Property Type Default Description
Source string? null Source index name. Either this or SourceContext required (unless Body is set).
Destination string? null Destination index name. Either this or DestinationContext required (unless Body is set).
SourceContext ElasticsearchTypeContext? null Auto-resolves source from WriteAlias.
DestinationContext ElasticsearchTypeContext? null Auto-resolves destination from WriteAlias.
Query string? null JSON query body to filter source documents.
Pipeline string? null Ingest pipeline name.
RequestsPerSecond float? null Throttle. Use -1 for unlimited.
Slices string? null "auto" or a number string. Not supported for remote reindex.
SourceSize int? null Docs per batch from source (default 1000). Lower for remote with large docs.
MaxDocs long? null Maximum total documents to reindex.
Conflicts string? null "abort" (default) or "proceed" to continue on version conflicts.
Script string? null Painless script JSON object to modify documents during reindex.
ExcludeInferenceFields bool false Strip _inference_fields from _source (workaround for #150634).
PollInterval TimeSpan 5s How often to poll the task status.
Remote RemoteSource? null Remote cluster configuration for cross-cluster reindex.
Body string? null Full override body JSON.

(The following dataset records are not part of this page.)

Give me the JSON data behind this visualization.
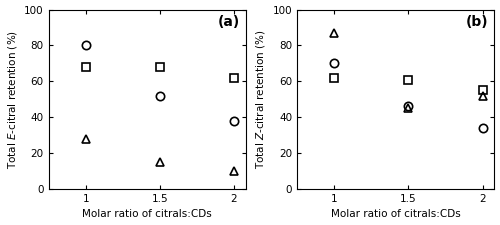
{
  "x": [
    1,
    1.5,
    2
  ],
  "panel_a": {
    "label": "(a)",
    "ylabel": "Total $\\it{E}$-citral retention (%)",
    "alpha_cd": [
      28,
      15,
      10
    ],
    "beta_cd": [
      80,
      52,
      38
    ],
    "gamma_cd": [
      68,
      68,
      62
    ]
  },
  "panel_b": {
    "label": "(b)",
    "ylabel": "Total $\\it{Z}$-citral retention (%)",
    "alpha_cd": [
      87,
      45,
      52
    ],
    "beta_cd": [
      70,
      46,
      34
    ],
    "gamma_cd": [
      62,
      61,
      55
    ]
  },
  "xlabel": "Molar ratio of citrals:CDs",
  "xlim": [
    0.75,
    2.08
  ],
  "ylim": [
    0,
    100
  ],
  "yticks": [
    0,
    20,
    40,
    60,
    80,
    100
  ],
  "xticks": [
    1,
    1.5,
    2
  ],
  "xtick_labels": [
    "1",
    "1.5",
    "2"
  ],
  "marker_alpha": "^",
  "marker_beta": "o",
  "marker_gamma": "s",
  "markersize": 6,
  "linewidth": 0,
  "color": "black",
  "label_fontsize": 7.5,
  "tick_fontsize": 7.5,
  "panel_label_fontsize": 10
}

Each yielded progress snapshot exposes:

Property Type Description
TaskId string The Elasticsearch task ID. Stable across relocations when using the reindex management API.
IsCompleted bool Whether the task has finished.
Cancelled bool Whether the task has been cancelled.
Total long Total documents to process.
Created long Documents created.
Updated long Documents updated.
Deleted long Documents deleted.
Noops long Documents that were no-ops.
VersionConflicts long Version conflicts encountered.
Elapsed TimeSpan Time elapsed since the task started.
FractionComplete double? 0.0 to 1.0, or null if total is unknown.
Description string? Sanitized operation description (source/dest, remote host). Only from reindex management API.
StartTime DateTimeOffset? When the task started. Only from reindex management API.
Error string? Error description if the task failed.

ReindexOperations exposes the reindex-specific management endpoints introduced in Elasticsearch 9.5.0. These are relocation-aware and work in Serverless (where /_tasks is unavailable).

var ops = new ReindexOperations(transport);
		
var response = await ops.ListAsync(detailed: true);
		

Falls back to /_tasks/{taskId} on older clusters.

var progress = await ops.GetStatusAsync("r1A2WoRbTwKZ516z6NEs5A:36619");
Console.WriteLine($"{progress.FractionComplete:P0} complete");
		

Falls back to /_tasks/{taskId}/_cancel on older clusters.

var finalState = await ops.CancelAsync("r1A2WoRbTwKZ516z6NEs5A:36619");
Console.WriteLine($"Cancelled: {finalState?.Cancelled}");
		
await ops.RethrottleAsync("r1A2WoRbTwKZ516z6NEs5A:36619", requestsPerSecond: 500);